Self-paced Learning for Weakly Supervised Evidence Discovery in Multimedia Event Search
Mengyi Liu, Lu Jiang, Shiguang Shan, Alexander G. Hauptmann

TL;DR
This paper introduces a self-paced learning approach for weakly supervised evidence discovery in multimedia event search, enabling better evidence localization despite limited annotations.
Contribution
It proposes a novel weakly supervised evidence discovery method using self-paced learning, along with new metrics for evaluating evidence localization performance.
Findings
Demonstrates promising results on TRECVID MED dataset
Effective evidence localization with limited supervision
Introduces two metrics: PctOverlap and F1-score
Abstract
Multimedia event detection has been receiving increasing attention in recent years.
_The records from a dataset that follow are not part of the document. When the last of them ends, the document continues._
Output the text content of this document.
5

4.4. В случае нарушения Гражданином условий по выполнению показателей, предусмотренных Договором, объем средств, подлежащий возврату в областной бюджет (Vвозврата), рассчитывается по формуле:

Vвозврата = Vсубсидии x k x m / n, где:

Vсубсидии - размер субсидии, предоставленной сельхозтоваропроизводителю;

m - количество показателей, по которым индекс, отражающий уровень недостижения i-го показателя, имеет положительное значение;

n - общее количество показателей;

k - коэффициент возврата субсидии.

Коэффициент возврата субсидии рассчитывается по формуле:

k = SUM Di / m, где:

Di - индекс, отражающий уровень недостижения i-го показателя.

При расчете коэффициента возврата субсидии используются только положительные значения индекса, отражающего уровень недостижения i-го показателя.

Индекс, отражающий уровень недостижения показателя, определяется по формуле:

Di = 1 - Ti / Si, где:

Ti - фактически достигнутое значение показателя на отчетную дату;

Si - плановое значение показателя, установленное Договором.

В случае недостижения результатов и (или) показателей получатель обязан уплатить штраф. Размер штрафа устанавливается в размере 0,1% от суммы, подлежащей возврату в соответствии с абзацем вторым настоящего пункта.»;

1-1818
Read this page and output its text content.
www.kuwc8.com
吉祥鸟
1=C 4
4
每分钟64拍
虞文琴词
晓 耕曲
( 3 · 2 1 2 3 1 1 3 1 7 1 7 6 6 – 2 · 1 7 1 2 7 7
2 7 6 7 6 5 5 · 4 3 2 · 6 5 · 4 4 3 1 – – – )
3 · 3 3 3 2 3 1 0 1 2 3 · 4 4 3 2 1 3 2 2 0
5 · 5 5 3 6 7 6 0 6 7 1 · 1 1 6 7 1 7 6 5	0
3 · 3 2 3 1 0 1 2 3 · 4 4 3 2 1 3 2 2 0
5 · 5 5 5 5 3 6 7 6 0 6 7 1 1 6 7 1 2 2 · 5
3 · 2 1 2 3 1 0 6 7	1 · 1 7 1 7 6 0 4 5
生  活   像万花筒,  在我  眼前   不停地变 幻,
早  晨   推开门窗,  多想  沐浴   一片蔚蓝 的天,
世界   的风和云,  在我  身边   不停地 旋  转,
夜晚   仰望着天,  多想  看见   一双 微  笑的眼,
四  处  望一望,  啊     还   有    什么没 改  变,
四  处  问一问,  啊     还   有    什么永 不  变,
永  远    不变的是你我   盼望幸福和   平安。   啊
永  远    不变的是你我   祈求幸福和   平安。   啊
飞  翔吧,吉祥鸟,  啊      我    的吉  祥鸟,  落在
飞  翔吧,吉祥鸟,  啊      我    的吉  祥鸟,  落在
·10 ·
Besides recognizing an event, the discovery of evidences (which is refered to as "recounting") is also crucial for user to better understand the searching result. Due to the difficulty of evidence annotation, only limited supervision of event labels are available for training a recounting model. To deal with the problem, we propose a weakly supervised evidence discovery method based on self-paced learning framework, which follows a learning process from easy "evidences" to gradually more complex ones, and simultaneously exploit more and more positive evidence samples from numerous weakly annotated video segments. Moreover, to evaluate our method quantitatively, we also propose two metrics, \textit{PctOverlap} and \textit{F1-score}, for measuring the performance of evidence localization specifically. The…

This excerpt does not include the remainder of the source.